Trial attorneys for years have openly networked to venue and forum shop in California and other parts of the country, including St. Louis, to gain the highest possible amount in punitive damages.
"Plaintiffs' counsel in the Missouri baby powder cases recruited plaintiffs from all over the United States and filed their cases in St. Louis City Court, where they believed they would have a strong advantage," Beisner said. "In short, the attorneys' strategy was to turn the St. Louis City Court into a national pro-plaintiff hub for litigating such claims."
Forum and venue shopping has consistently landed St. Louis on the American Tort Reform Association's Judicial Hellholes list. St. Louis currently is No. 4 in the nation on the association's most recent report for "massive verdicts, blatant forum shopping and legislative ineptitude."
The next judicial hellhole list is due out later this year.
The Bristol-Myers Squibb decision came before the start of a string of reversals and other defense wins in talc-related verdicts in St. Louis Circuit Court.
In fact, as trial was under way when the decision was reached, a St. Louis Circuit Court judge declared a mistrial in a talc-related case against Johnson & Johnson and Imerys Talc America.
Later that same year, American Tort Reform Association referred to the "powerful U.S. Supreme Court decision curbing forum shopping" and said St. Louis can "no longer fairly be ranked as the nation’s worst Judicial Hellhole" as it had been the year before.
In June of last year, the Missouri Eastern District Court of Appeals threw out a $55 million verdict against Johnson & Johnson based on Bristol-Myers Squibb.
This past June, the Eastern District reversed and vacated an approximately $68 million judgment against Johnson & Johnson, ruling that Missouri lacks specific jurisdiction.
The Missouri Supreme Court twice this year has intervened in talc cases, based on the Bristol-Myers Squibb decision.
In January, the Missouri Supreme Court, citing a jurisdictional challenge, stopped trial of a complaint by women who claimed their cancer had been caused by using products produced by Imerys Talc America and Johnson & Johnson.

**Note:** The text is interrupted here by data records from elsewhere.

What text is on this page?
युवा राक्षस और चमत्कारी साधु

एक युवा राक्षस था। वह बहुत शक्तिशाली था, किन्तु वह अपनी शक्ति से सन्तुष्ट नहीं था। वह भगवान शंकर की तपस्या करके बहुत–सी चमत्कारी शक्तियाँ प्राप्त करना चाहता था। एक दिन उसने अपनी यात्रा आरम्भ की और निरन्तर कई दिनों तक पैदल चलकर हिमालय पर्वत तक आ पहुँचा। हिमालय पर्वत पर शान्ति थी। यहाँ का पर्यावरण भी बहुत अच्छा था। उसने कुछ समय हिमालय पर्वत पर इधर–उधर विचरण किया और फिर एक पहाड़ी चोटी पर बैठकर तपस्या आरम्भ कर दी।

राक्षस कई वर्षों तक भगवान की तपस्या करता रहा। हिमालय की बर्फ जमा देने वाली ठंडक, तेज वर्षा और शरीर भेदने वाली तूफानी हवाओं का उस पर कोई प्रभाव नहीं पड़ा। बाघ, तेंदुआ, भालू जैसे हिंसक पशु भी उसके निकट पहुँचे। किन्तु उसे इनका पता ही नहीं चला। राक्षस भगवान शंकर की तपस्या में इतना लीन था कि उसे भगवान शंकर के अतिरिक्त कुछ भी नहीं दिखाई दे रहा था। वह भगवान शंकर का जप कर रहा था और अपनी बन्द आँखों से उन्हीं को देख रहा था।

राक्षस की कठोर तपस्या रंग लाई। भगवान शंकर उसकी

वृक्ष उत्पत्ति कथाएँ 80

The Missouri Supreme Court made a similar ruling in a similar case the following month.
A tipping point apparently was reached this month in Missouri when four verdicts reached in St. Louis Circuit Court against Johnson & Johnson and Imerys Talc America totaling $304 million were overturned based on jurisdiction and other grounds.

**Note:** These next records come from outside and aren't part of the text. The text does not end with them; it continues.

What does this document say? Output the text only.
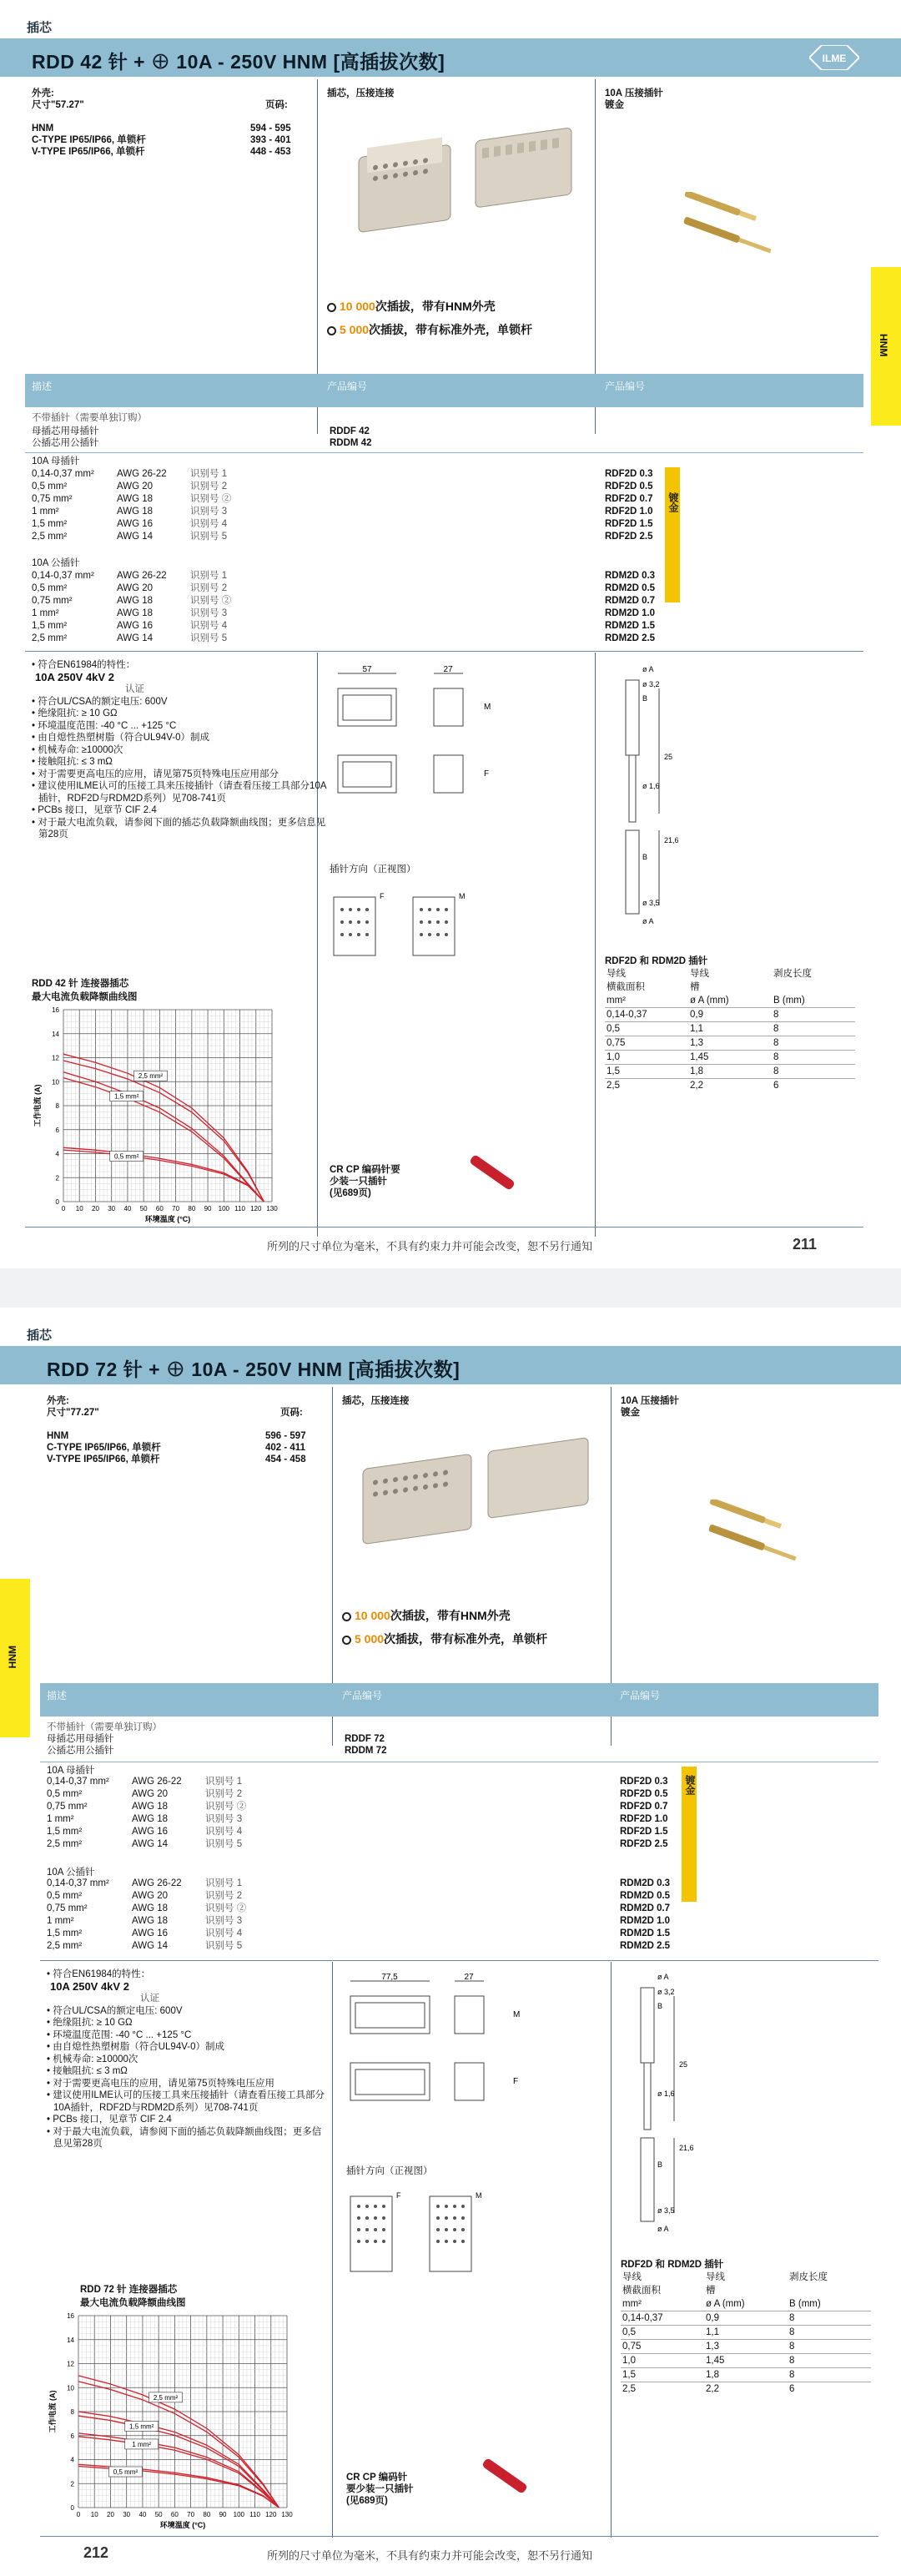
插芯
RDD 42 针 + ⊕ 10A - 250V HNM [高插拔次数]	ILME
外壳:
尺寸"57.27"	页码:
HNM	594 - 595
C-TYPE IP65/IP66, 单锁杆	393 - 401
V-TYPE IP65/IP66, 单锁杆	448 - 453
插芯，压接连接	10A 压接插针
镀金
10 000次插拔，带有HNM外壳
5 000次插拔，带有标准外壳，单锁杆
HNM
描述	产品编号	产品编号
不带插针（需要单独订购）
母插芯用母插针	RDDF 42
公插芯用公插针	RDDM 42
10A 母插针
0,14-0,37 mm² AWG 26-22 识别号 1	RDF2D 0.3
0,5 mm²	AWG 20	识别号 2	RDF2D 0.5
0,75 mm²	AWG 18	识别号 ②	RDF2D 0.7
1 mm²	AWG 18	识别号 3	RDF2D 1.0
1,5 mm²	AWG 16	识别号 4	RDF2D 1.5
2,5 mm²	AWG 14	识别号 5	RDF2D 2.5
10A 公插针
0,14-0,37 mm² AWG 26-22 识别号 1	RDM2D 0.3
0,5 mm²	AWG 20	识别号 2	RDM2D 0.5
0,75 mm²	AWG 18	识别号 ②	RDM2D 0.7
1 mm²	AWG 18	识别号 3	RDM2D 1.0
1,5 mm²	AWG 16	识别号 4	RDM2D 1.5
2,5 mm²	AWG 14	识别号 5	RDM2D 2.5
镀金
• 符合EN61984的特性：
10A 250V 4kV 2
认证
• 符合UL/CSA的额定电压: 600V
• 绝缘阻抗: ≥ 10 GΩ
• 环境温度范围: -40 °C ... +125 °C
• 由自熄性热塑树脂（符合UL94V-0）制成
• 机械寿命: ≥10000次
• 接触阻抗: ≤ 3 mΩ
• 对于需要更高电压的应用，请见第75页特殊电压应用部分
• 建议使用ILME认可的压接工具来压接插针（请查看压接工具部分10A插针，RDF2D与RDM2D系列）见708-741页
• PCBs 接口，见章节 CIF 2.4
• 对于最大电流负载，请参阅下面的插芯负载降额曲线图；更多信息见第28页
57	27
M
F
插针方向（正视图）
F	M
ø A
ø 3,2
B
25
ø 1,6
21,6
B
ø 3,5
ø A
RDD 42 针 连接器插芯
最大电流负载降额曲线图
0 10 20 30 40 50 60 70 80 90 100 110 120 130
0
2
4
6
8
10
12
14
16
环境温度 (°C)
工作电流 (A)
2,5 mm²
1,5 mm²
0,5 mm²
CR CP 编码针要
少装一只插针
(见689页)
RDF2D 和 RDM2D 插针
导线	导线	剥皮长度
横截面积	槽	
mm²	ø A (mm)	B (mm)
0,14-0,37	0,9	8
0,5	1,1	8
0,75	1,3	8
1,0	1,45	8
1,5	1,8	8
2,5	2,2	6
所列的尺寸单位为毫米，不具有约束力并可能会改变，恕不另行通知	211
插芯
RDD 72 针 + ⊕ 10A - 250V HNM [高插拔次数]
外壳:
尺寸"77.27"	页码:
HNM	596 - 597
C-TYPE IP65/IP66, 单锁杆	402 - 411
V-TYPE IP65/IP66, 单锁杆	454 - 458
插芯，压接连接	10A 压接插针
镀金
10 000次插拔，带有HNM外壳
5 000次插拔，带有标准外壳，单锁杆
HNM
描述	产品编号	产品编号
不带插针（需要单独订购）
母插芯用母插针	RDDF 72
公插芯用公插针	RDDM 72
10A 母插针
0,14-0,37 mm² AWG 26-22 识别号 1	RDF2D 0.3
0,5 mm²	AWG 20	识别号 2	RDF2D 0.5
0,75 mm²	AWG 18	识别号 ②	RDF2D 0.7
1 mm²	AWG 18	识别号 3	RDF2D 1.0
1,5 mm²	AWG 16	识别号 4	RDF2D 1.5
2,5 mm²	AWG 14	识别号 5	RDF2D 2.5
10A 公插针
0,14-0,37 mm² AWG 26-22 识别号 1	RDM2D 0.3
0,5 mm²	AWG 20	识别号 2	RDM2D 0.5
0,75 mm²	AWG 18	识别号 ②	RDM2D 0.7
1 mm²	AWG 18	识别号 3	RDM2D 1.0
1,5 mm²	AWG 16	识别号 4	RDM2D 1.5
2,5 mm²	AWG 14	识别号 5	RDM2D 2.5
镀金
• 符合EN61984的特性：
10A 250V 4kV 2
认证
• 符合UL/CSA的额定电压: 600V
• 绝缘阻抗: ≥ 10 GΩ
• 环境温度范围: -40 °C ... +125 °C
• 由自熄性热塑树脂（符合UL94V-0）制成
• 机械寿命: ≥10000次
• 接触阻抗: ≤ 3 mΩ
• 对于需要更高电压的应用，请见第75页特殊电压应用
• 建议使用ILME认可的压接工具来压接插针（请查看压接工具部分10A插针，RDF2D与RDM2D系列）见708-741页
• PCBs 接口，见章节 CIF 2.4
• 对于最大电流负载，请参阅下面的插芯负载降额曲线图；更多信息见第28页
77,5	27
M
F
插针方向（正视图）
F	M
ø A
ø 3,2
B
25
ø 1,6
21,6
B
ø 3,5
ø A
RDD 72 针 连接器插芯
最大电流负载降额曲线图
0 10 20 30 40 50 60 70 80 90 100 110 120 130
0
2
4
6
8
10
12
14
16
环境温度 (°C)
工作电流 (A)	2,5 mm²
1,5 mm²
1 mm²
0,5 mm²
CR CP 编码针
要少装一只插针
(见689页)
RDF2D 和 RDM2D 插针
导线	导线	剥皮长度
横截面积	槽	
mm²	ø A (mm)	B (mm)
0,14-0,37	0,9	8
0,5	1,1	8
0,75	1,3	8
1,0	1,45	8
1,5	1,8	8
2,5	2,2	6
212	所列的尺寸单位为毫米，不具有约束力并可能会改变，恕不另行通知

Among those verdicts was the Oct. 15 decision by the Eastern District Court of Appeals to reverse and vacate a $110 million judgment. The plaintiff in that case, who suffers from ovarian cancer, for years purchased and used talcum powder in Virginia, where she still lives. The talcum powder had been produced in Georgia.
That decision cited Bristol-Myers Squibb and paid little attention to other grounds for the appeal, including the scientific basis - or lack thereof - in the thousands of talc-related cancer claims.
Bristol-Myers Squibb "clarified the existing law on specific personal jurisdiction requiring the trial court have personal jurisdiction over the defendants with regard to each claim, rather than establishing personal jurisdiction by allowing non-residents to join similar claims with those of Missouri residents," the appeals court's decision in that case said.
The overturned verdicts in Missouri and defense wins in other parts of the country have been good news for Johnson & Johnson's quarterly earnings, company CFO Joseph Wolk said during an interview on CNBC's "Squawk Box."
"Our core business is to make sure that we're bringing innovation across the three segments or our business. We can't get sidetracked by some ancilary activity that's going on right now. We know that it's big business for plaintiffs' attorneys."
About half "of outstanding cases in the courtroom today" are against life sciences companies, Wolk said.
He also said that wins such as those in St. Louis don't "make the headlines."
"We'd love to see tort reform," he said. "Over $400 million has been spent year to date by plaintiffs' attorneys, often funded by venture capitalists, to drum up case loads. It's a $36 billion industry, based on what we have seen. From that perspective, we think tort reform is in order."